Invalid move: 4 - 1 - 3 - 6 
Line 1 - 3 passes through key 2 which had not been selected in the pattern.

Invalid move: 4 - 1 - 9 - 2
Line 1 - 9 passes through key 5 which had not been selected in the pattern.

Valid move: 2 - 4 - 1 - 3 - 6
Line 1 - 3 is valid because it passes through key 2, which had been selected in the pattern

Valid move: 6 - 5 - 4 - 1 - 9 - 2
Line 1 - 9 is valid because it passes through key 5, which had been selected in the pattern.

Example:
Given m = 1, n = 1, return 9.

Credits:
Special thanks to @elmirap for adding this problem and creating all test cases.
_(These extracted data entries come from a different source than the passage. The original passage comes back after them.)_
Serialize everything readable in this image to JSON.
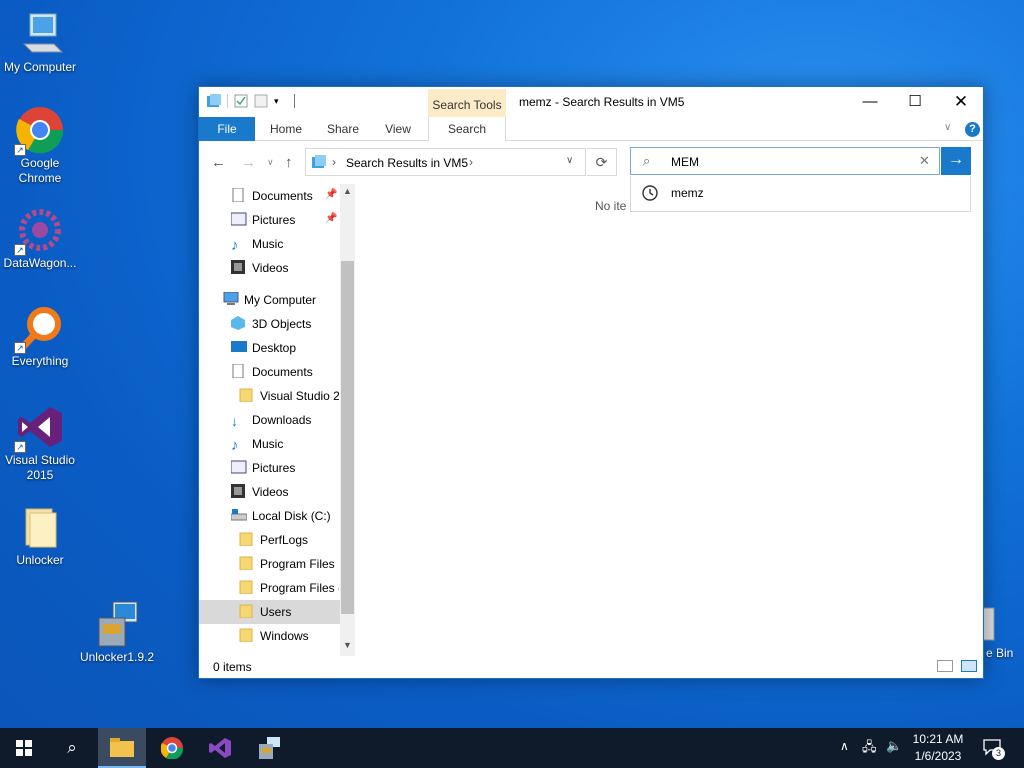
{
  "desktop": {
    "icons": [
      {
        "label": "My Computer"
      },
      {
        "label": "Google\nChrome"
      },
      {
        "label": "DataWagon..."
      },
      {
        "label": "Everything"
      },
      {
        "label": "Visual Studio\n2015"
      },
      {
        "label": "Unlocker"
      },
      {
        "label": "Unlocker1.9.2"
      },
      {
        "label": "e Bin"
      }
    ]
  },
  "window": {
    "title": "memz - Search Results in VM5",
    "context_tab": "Search Tools",
    "ribbon_tabs": [
      "File",
      "Home",
      "Share",
      "View",
      "Search"
    ],
    "address": "Search Results in VM5",
    "search": {
      "value": "MEM",
      "suggestion": "memz"
    },
    "content_text": "No ite",
    "status": "0 items",
    "nav": [
      {
        "label": "Documents",
        "pinned": true
      },
      {
        "label": "Pictures",
        "pinned": true
      },
      {
        "label": "Music"
      },
      {
        "label": "Videos"
      },
      {
        "label": "My Computer"
      },
      {
        "label": "3D Objects"
      },
      {
        "label": "Desktop"
      },
      {
        "label": "Documents"
      },
      {
        "label": "Visual Studio 2("
      },
      {
        "label": "Downloads"
      },
      {
        "label": "Music"
      },
      {
        "label": "Pictures"
      },
      {
        "label": "Videos"
      },
      {
        "label": "Local Disk (C:)"
      },
      {
        "label": "PerfLogs"
      },
      {
        "label": "Program Files"
      },
      {
        "label": "Program Files ("
      },
      {
        "label": "Users"
      },
      {
        "label": "Windows"
      }
    ]
  },
  "taskbar": {
    "time": "10:21 AM",
    "date": "1/6/2023",
    "notifications": "3"
  }
}
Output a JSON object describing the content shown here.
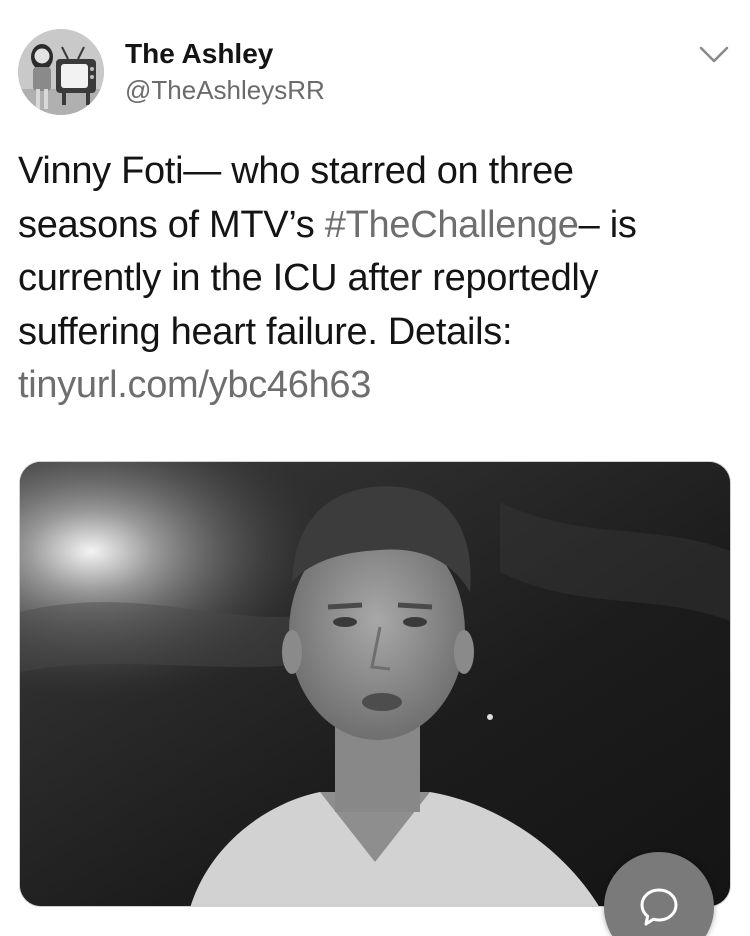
{
  "tweet": {
    "author_name": "The Ashley",
    "author_handle": "@TheAshleysRR",
    "text_lines": [
      {
        "a": "Vinny Foti— who starred on three",
        "h": "",
        "b": ""
      },
      {
        "a": "seasons of MTV’s ",
        "h": "#TheChallenge",
        "b": "– is"
      },
      {
        "a": "currently in the ICU after reportedly",
        "h": "",
        "b": ""
      },
      {
        "a": "suffering heart failure. Details:",
        "h": "",
        "b": ""
      }
    ],
    "link": "tinyurl.com/ybc46h63"
  },
  "icons": {
    "menu": "chevron-down-icon",
    "reply": "speech-bubble-icon",
    "avatar": "tv-avatar-icon"
  },
  "colors": {
    "text": "#141414",
    "secondary": "#6b6b6b",
    "fab": "#7a7a7a"
  }
}
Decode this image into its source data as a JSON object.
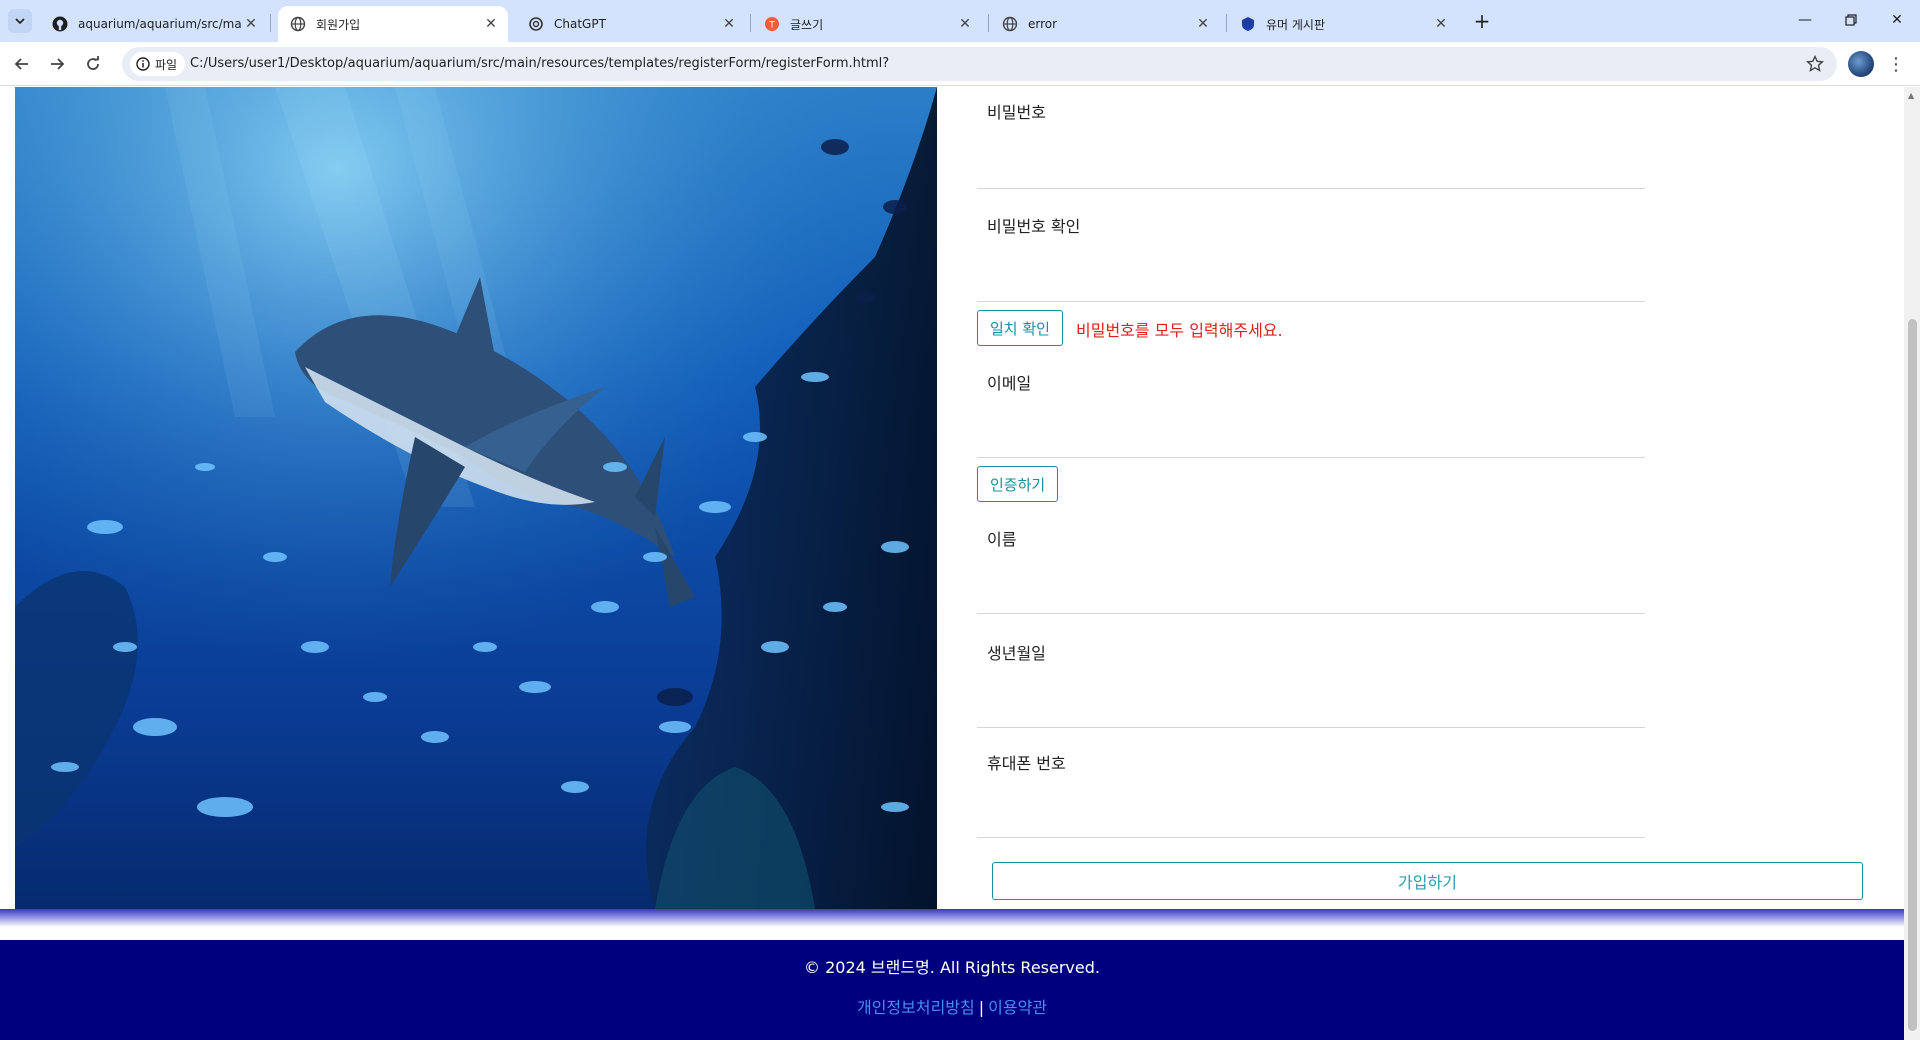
{
  "browser": {
    "tabs": [
      {
        "title": "aquarium/aquarium/src/main/r",
        "icon": "github-icon",
        "active": false
      },
      {
        "title": "회원가입",
        "icon": "globe-icon",
        "active": true
      },
      {
        "title": "ChatGPT",
        "icon": "chatgpt-icon",
        "active": false
      },
      {
        "title": "글쓰기",
        "icon": "tistory-icon",
        "active": false
      },
      {
        "title": "error",
        "icon": "globe-icon",
        "active": false
      },
      {
        "title": "유머 게시판",
        "icon": "shield-icon",
        "active": false
      }
    ],
    "site_info_label": "파일",
    "url": "C:/Users/user1/Desktop/aquarium/aquarium/src/main/resources/templates/registerForm/registerForm.html?"
  },
  "form": {
    "password_label": "비밀번호",
    "password_confirm_label": "비밀번호 확인",
    "match_check_button": "일치 확인",
    "password_message": "비밀번호를 모두 입력해주세요.",
    "email_label": "이메일",
    "verify_button": "인증하기",
    "name_label": "이름",
    "birthdate_label": "생년월일",
    "phone_label": "휴대폰 번호",
    "submit_button": "가입하기"
  },
  "footer": {
    "copyright": "© 2024 브랜드명. All Rights Reserved.",
    "privacy_link": "개인정보처리방침",
    "separator": "|",
    "terms_link": "이용약관"
  },
  "colors": {
    "accent": "#1a8fa0",
    "error": "#e0201a",
    "footer_bg": "#00007e",
    "link": "#4a8cf0"
  }
}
深度优先遍历解题。建立vis数组存储当前数有没有被访问过，skip数组存储那两个数之间可以跳跃，之后就向下进行一层层的深度遍历。代码如下：

public class Solution {
    public int numberOfPatterns(int m, int n) {
        int[][] skip = new int[10][10];
        skip[1][3] = skip[3][1] = 2;
        skip[1][7] = skip[7][1] = 4;
        skip[7][9] = skip[9][7] = 8;
        skip[9][3] = skip[3][9] = 6;
        skip[1][9] = skip[9][1] = skip[7][3] = skip[3][7] = skip[2][8] = skip[8][2] = skip[4][6] = skip[6][4] =5;
        boolean[] vis = new boolean[10];
        int count = 0;
        for (int i = m; i <= n; i ++) {
            count += DFS(skip, vis, 1, i - 1) * 4;
            count += DFS(skip, vis, 4, i - 1) * 4;
            count += DFS(skip, vis, 5, i - 1);
        }
        return count;
    }
    
    private int DFS(int[][] skip, boolean[] vis, int curr, int remain) {
        if (remain < 0) {
            return 0;
        } else if (remain == 0) {
            return 1;
        }
        vis[curr] = true;
        int res = 0;
        for (int i = 1; i <= 9; i ++) {
            if (!vis[i] && (skip[curr][i] == 0 || vis[skip[curr][i]])) {
                res += DFS(skip, vis, i, remain - 1);
            }
        }
        vis[curr] = false;
        return res;
    }
}